El expresidente Donald Trump ha anunciado este sábado en su plataforma social Truth Social un incremento inmediato del arancel global del 10% al 15%, calificado como una medida necesaria ante lo que considera un comportamiento desleal por parte de varios países que, según él, han estado “estafando” a Estados Unidos durante décadas. En su mensaje, Trump criticó duramente la reciente decisión de la Corte Suprema, tildándola de “ridícula, mal redactada y extraordinariamente antiestadounidense”, en un intento por justificar su nueva dirección en política arancelaria.
Trump citó específicamente la sección 122 de la Ley de Comercio de 1974 para respaldar su aumento arancelario. Esta legislación le permite elevar los aranceles hasta un 15% durante un máximo de 150 días, una acción que Trump considera totalmente legal. Al respecto, enfatizó su compromiso de “hacer a América grande de nuevo”, sugiriendo que este nuevo enfoque comercial es parte de un proceso más amplio destinado a restaurar la supremacía económica de Estados Unidos en el ámbito global.
El sábado anterior, la Corte Suprema había frenado una política arancelaria más amplia impulsada por Trump, decidida bajo la Ley de Poderes Económicos de Emergencia Internacional (IEEPA) de 1977, la cual fue declarada insuficiente para justificar la imposición de aranceles. Este desfile de decisiones y estrategias ha generado una ola de incertidumbre tanto en Washington como en las naciones aliadas como México, Canadá y el Reino Unido, las cuales están analizando cuidadosamente las posibles repercusiones de la nueva política de aranceles.

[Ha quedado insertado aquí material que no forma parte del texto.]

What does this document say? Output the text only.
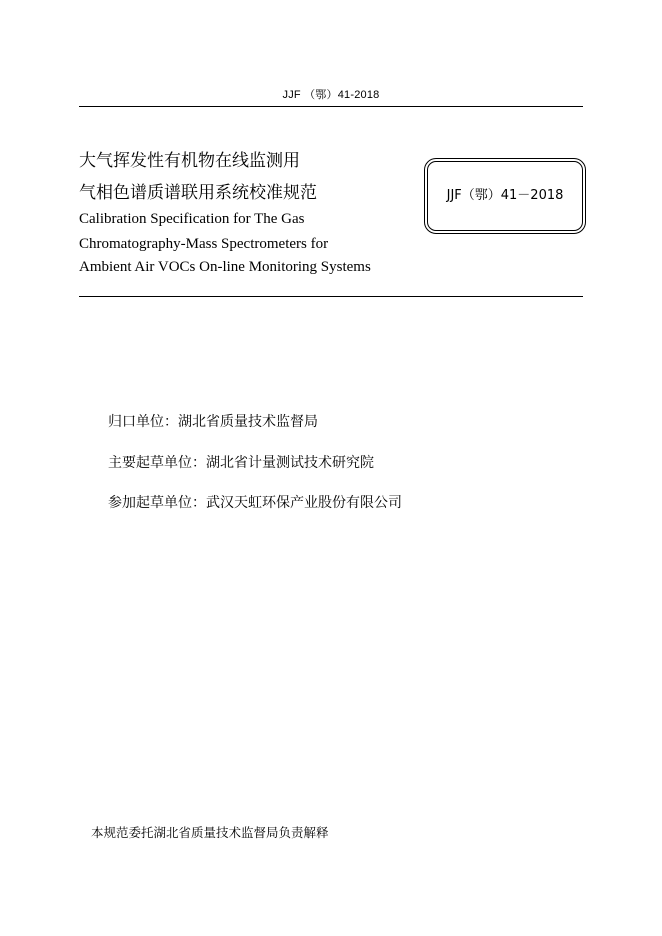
JJF （鄂）41-2018
大气挥发性有机物在线监测用
气相色谱质谱联用系统校准规范
Calibration Specification for The Gas
Chromatography-Mass Spectrometers for
Ambient Air VOCs On-line Monitoring Systems
JJF（鄂）41－2018
归口单位：湖北省质量技术监督局
主要起草单位：湖北省计量测试技术研究院
参加起草单位：武汉天虹环保产业股份有限公司
本规范委托湖北省质量技术监督局负责解释
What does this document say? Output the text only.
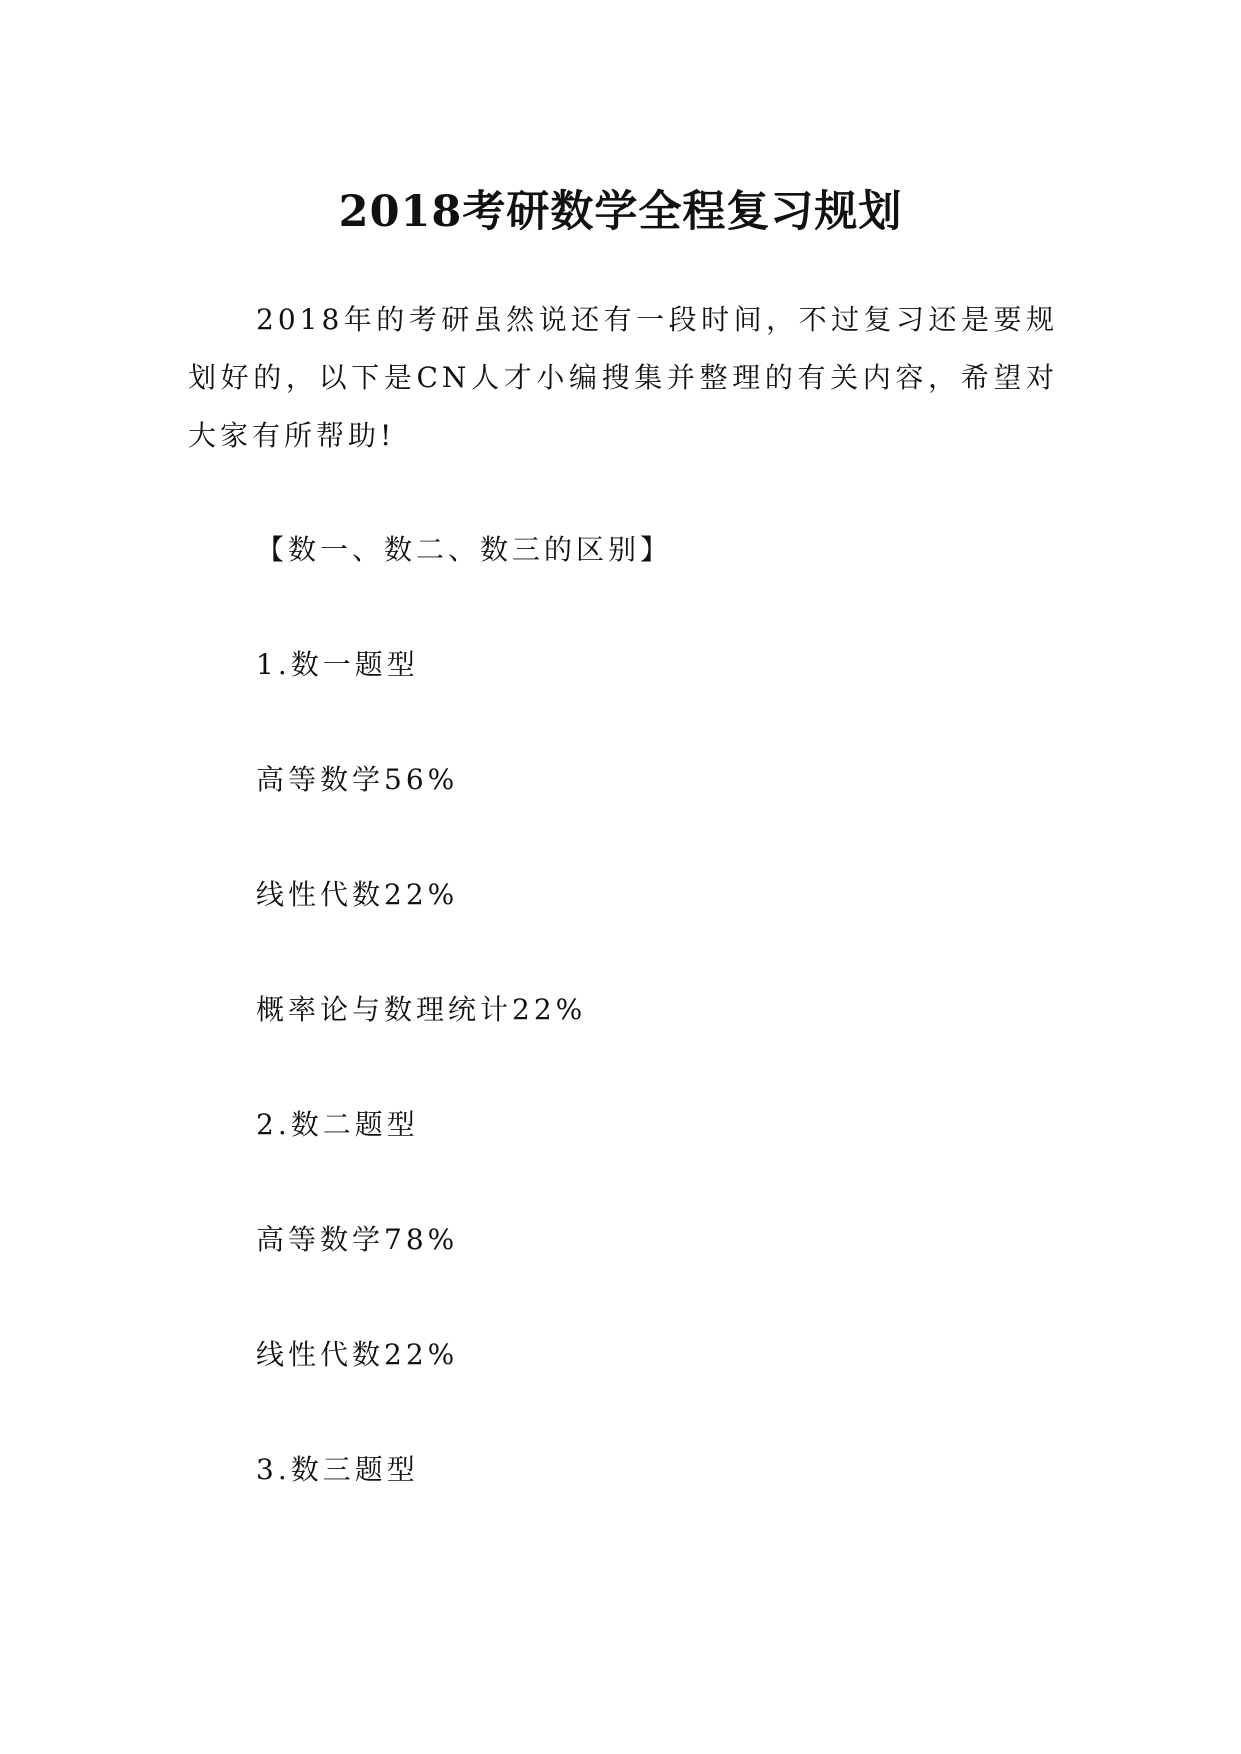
2018考研数学全程复习规划

2018年的考研虽然说还有一段时间，不过复习还是要规划好的，以下是CN人才小编搜集并整理的有关内容，希望对大家有所帮助!

【数一、数二、数三的区别】

1.数一题型

高等数学56%

线性代数22%

概率论与数理统计22%

2.数二题型

高等数学78%

线性代数22%

3.数三题型
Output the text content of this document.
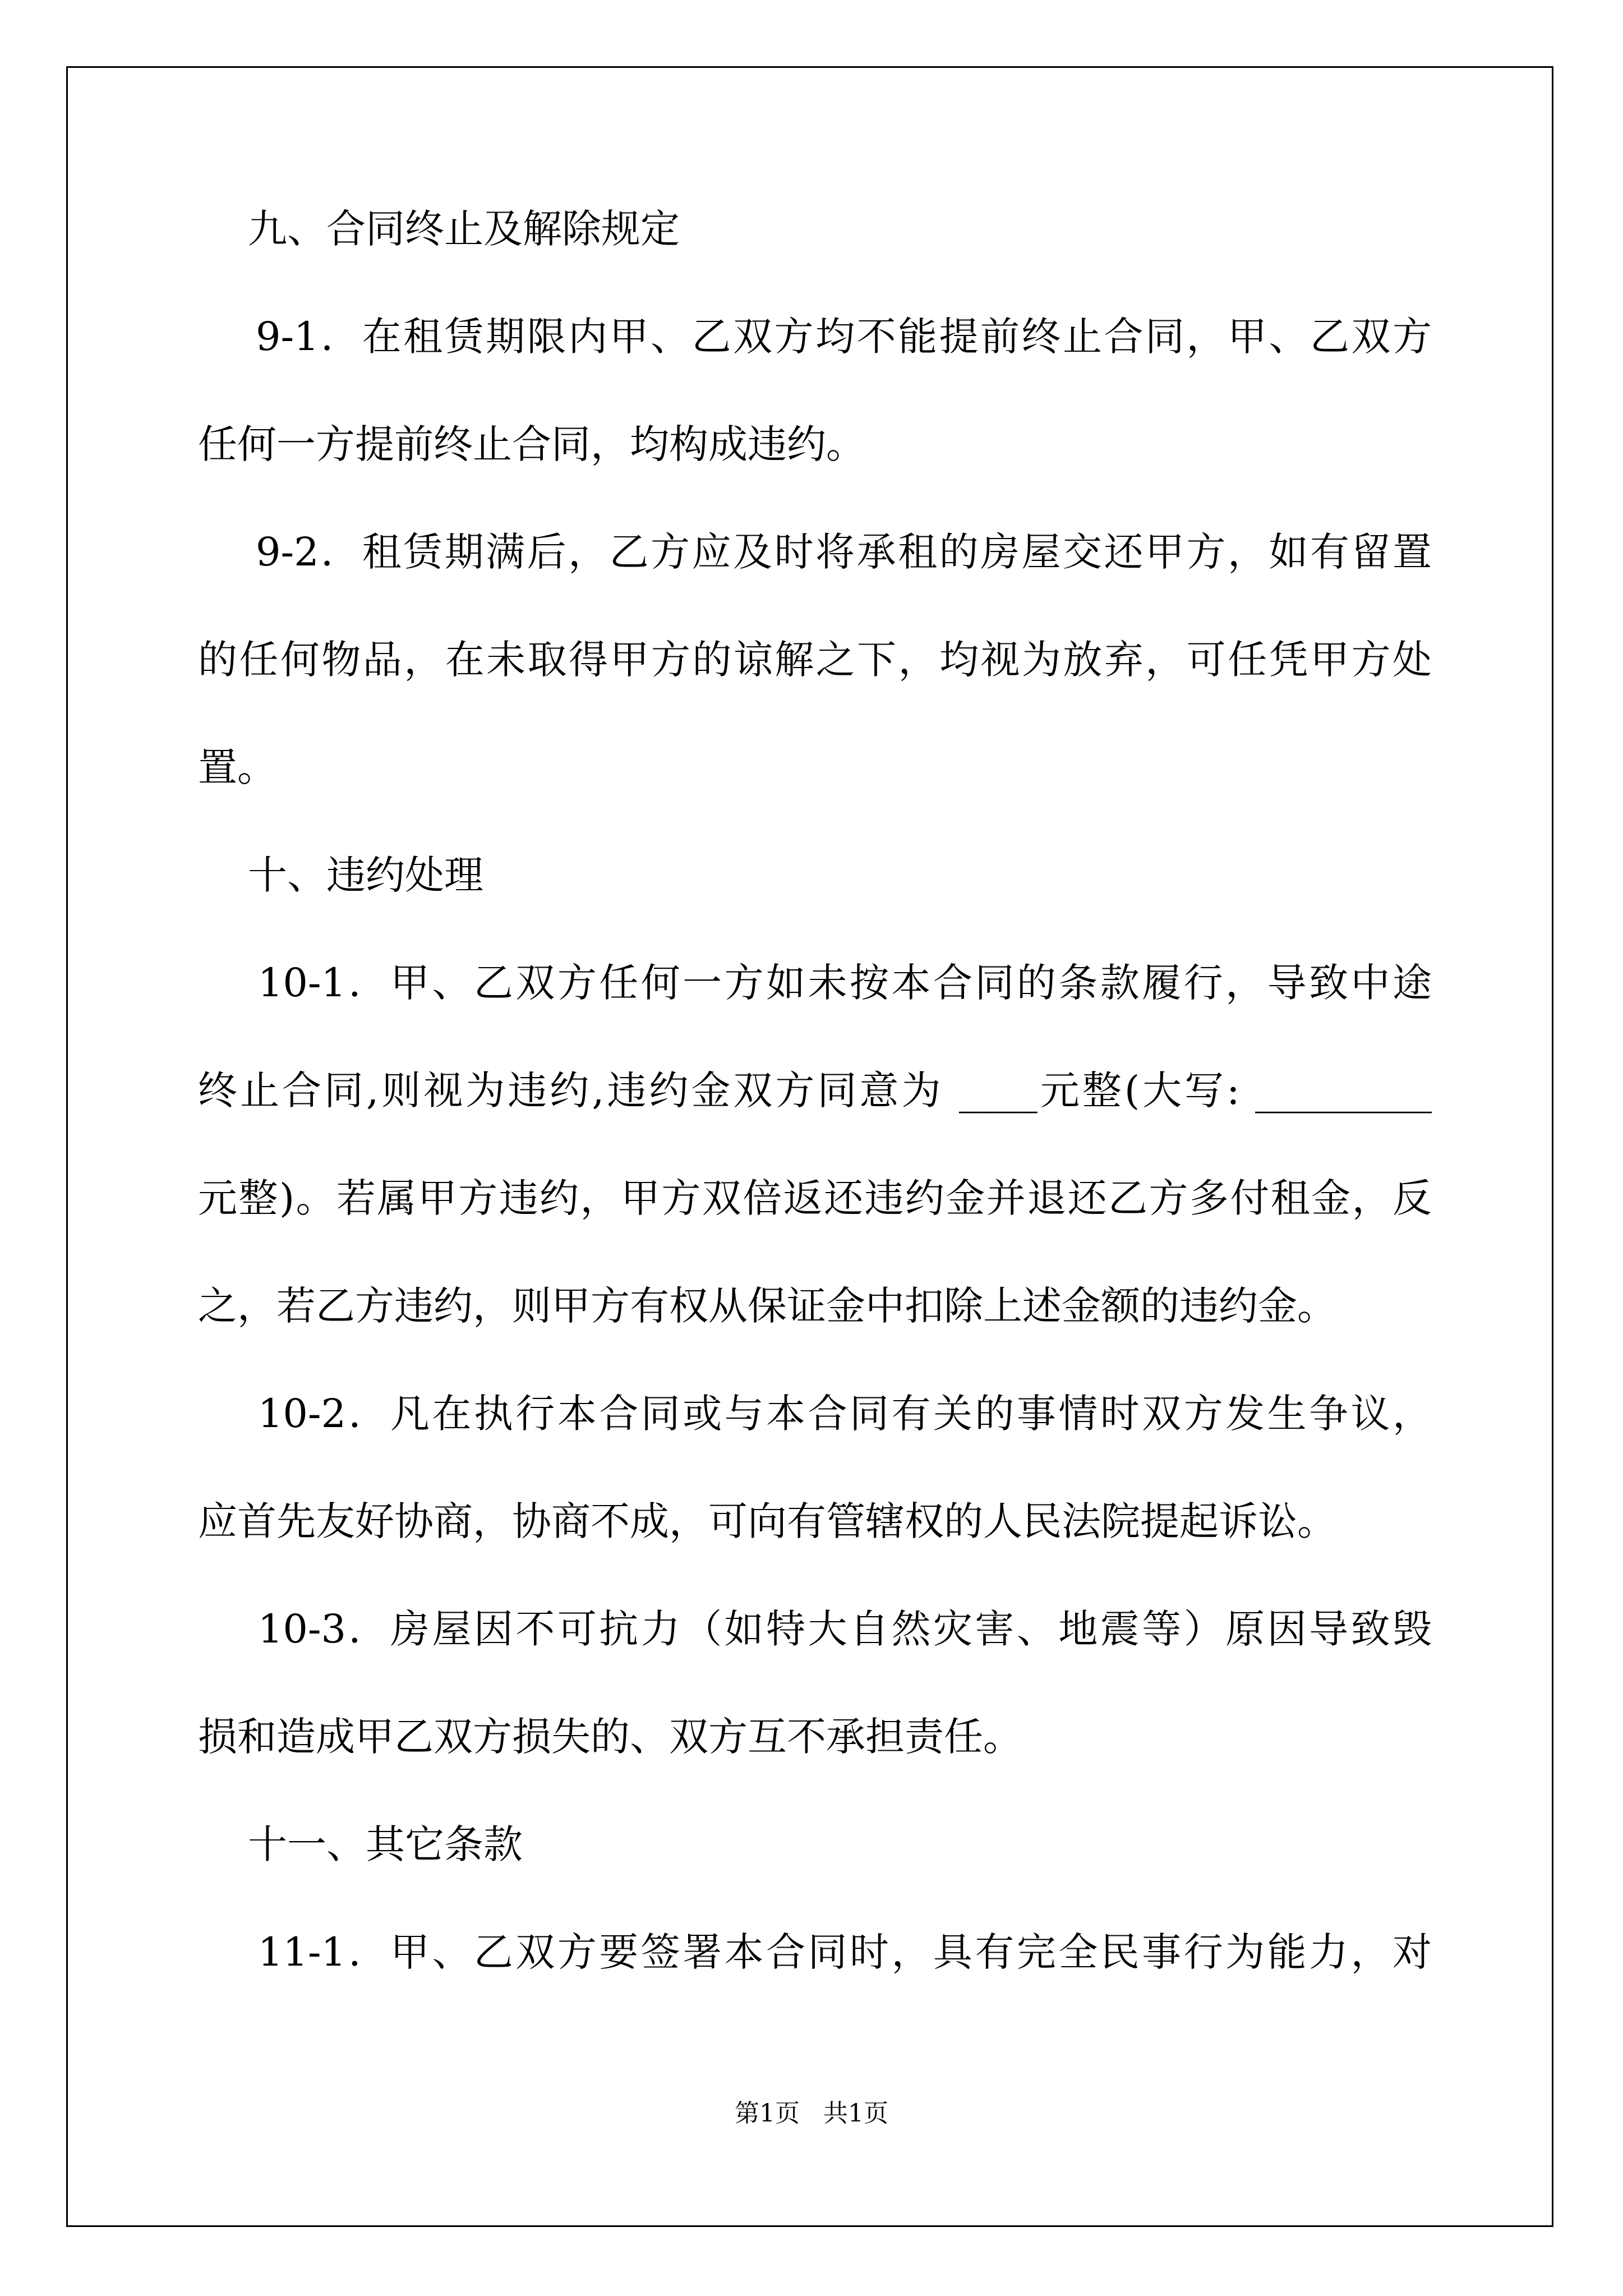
九、合同终止及解除规定
9-1．在租赁期限内甲、乙双方均不能提前终止合同，甲、乙双方
任何一方提前终止合同，均构成违约。
9-2．租赁期满后，乙方应及时将承租的房屋交还甲方，如有留置
的任何物品，在未取得甲方的谅解之下，均视为放弃，可任凭甲方处
置。
十、违约处理
10-1．甲、乙双方任何一方如未按本合同的条款履行，导致中途
终止合同,则视为违约,违约金双方同意为 ____元整(大写: _________
元整)。若属甲方违约，甲方双倍返还违约金并退还乙方多付租金，反
之，若乙方违约，则甲方有权从保证金中扣除上述金额的违约金。
10-2．凡在执行本合同或与本合同有关的事情时双方发生争议，
应首先友好协商，协商不成，可向有管辖权的人民法院提起诉讼。
10-3．房屋因不可抗力（如特大自然灾害、地震等）原因导致毁
损和造成甲乙双方损失的、双方互不承担责任。
十一、其它条款
11-1．甲、乙双方要签署本合同时，具有完全民事行为能力，对
第1页   共1页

Un analista económico comentó que la dirección de Trump podría abrir la puerta a nuevos litigios internacionales, especialmente si los aranceles afectan a importaciones significativas y generan reembolsos. Este es un escenario que podría afectar no solo a la economía estadounidense, sino también a las relaciones comerciales bilaterales, causando fricciones adicionales entre Estados Unidos y sus principales socios comerciales.
Finalmente, en el anuncio, Trump fue claro al señalar que su administración tiene planes de revisar y ajustar los aranceles en los próximos meses, lo que podría dar lugar a más cambios en la política comercial de la nación. La comunidad empresarial y los economistas están profundamente atentos a estos desarrollos, ya que podrían tener un impacto significativo en el comercio internacional y en los precios de los bienes en el mercado estadounidense.